The TID2008 database consists of 25 reference images and 1700 distorted images. 17 types of distortions in 4 levels have been introduced to the images. In TID2008 subjective quality scores are determine by mean opinion score (MOS) index. We tested the proposed method only on JPEG, JPEG2000 compression (JP2K), additive white noise (WN) and Gaussian Blur (blur) distortions in TID2008 database. Fast Fading distortion does not exist in the TID2008 database. The artificial image of TID2008 and its distorted versions is also considered in the simulations. In The proposed method databases split into two categories, 20% images for testing and 80% for SVR training so the two sets have no overlap with each other. In addition, each of the test and train sets should include reference images and their associated distorted images. To implement SVR LIBSVM package [2] is utilized. In our method ε-SVR with RBF kernel is used. Cost and gamma parameters are computed by searching in a two dimensional logarithmic space. This algorithm has been run 1000 times for every distortion. In each of these runs, test and train sets have been chosen randomly. The proposed method is compared with well-known NR methods. This comparison is done by the Spearman’s rank ordered correlation coefficient (SROCC) and Pearson’s (linear) correlation coefficient (LCC) metrics. These metrics specify the correlation between the two sets of variables. The higher value of SROCC and LCC means that the results have a high correlation to subjective evaluations. The median SROCC and LCC across 1000 test for LIVE database are shown in Tables 1 and 2. To demonstrate the accuracy of the algorithm standard deviation of SROCC and LCC values for LIVE database are listed in Table 3. The median SROCC across 1000 test for TID2008 database is tabulated in Table 4.The two best NR-IQA results are highlighted in bold.
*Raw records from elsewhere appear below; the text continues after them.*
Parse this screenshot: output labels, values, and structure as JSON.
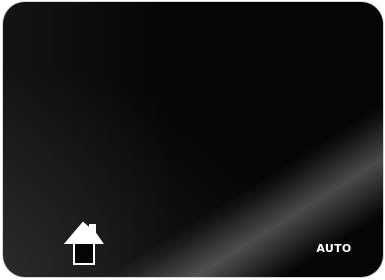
{
  "controls": {
    "home_icon": "home-icon",
    "mode_label": "AUTO"
  },
  "colors": {
    "screen_background": "#050505",
    "foreground": "#ffffff",
    "frame_outline": "#d8d8d8"
  }
}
Table 1 Median srocc comparison across 1000 train-test combinations on the LIVE database
Table 2 Median lcc comparison across 1000 train-test combinations on the LIVE database
Table 3 Standard deviation of srocc and lcc values across 1000 tests on live database
Table 4 Median srocc comparison across 1000 train-test combinations on the TID2008 database

As is clear from the results our proposed method is competitive to all NR-IQA algorithms. In the third proposed method (WLBP-III) encoding the LL1 subband improves the JP2K results in both LIVE and TID2008 databases. It means that the information of LL1 subband or low frequency information is useful in the quality estimation of JP2K distortion. Blur results is also enhanced for TID2008 database in the third proposed method. The proposed method compared with NR-GLBP where the features were extracted by the LBP operator in LOG space, much smaller features is utilized to predict the image quality and unlike DIVIINE and BIQI methods, a simple 2D biorthogonal wavelet is used. All of these factors cause the proposed method has low complexity and suitable for real-time NR-IQA applications.

5 Conclusion

In this paper, a novel method for no-reference image quality assessment has been introduced. Quality aware features are extracted from subbands of wavelet coefficients by LBP operator. The proposed algorithm has been tested on LIVE and TID2008 databases and the results are competitive to well-known NR-IQA methods in terms of correlation to subjective scores. In the first proposed approach, with a 24 dimensional feature vector we could achieve results compared to most state-of-the-art NR-IQA algorithms. Our method due to the use of LBP 4 , 1 that has a low computational load and a simple 2D wavelet has low computational complexity and can be used in real time image quality assessment applications.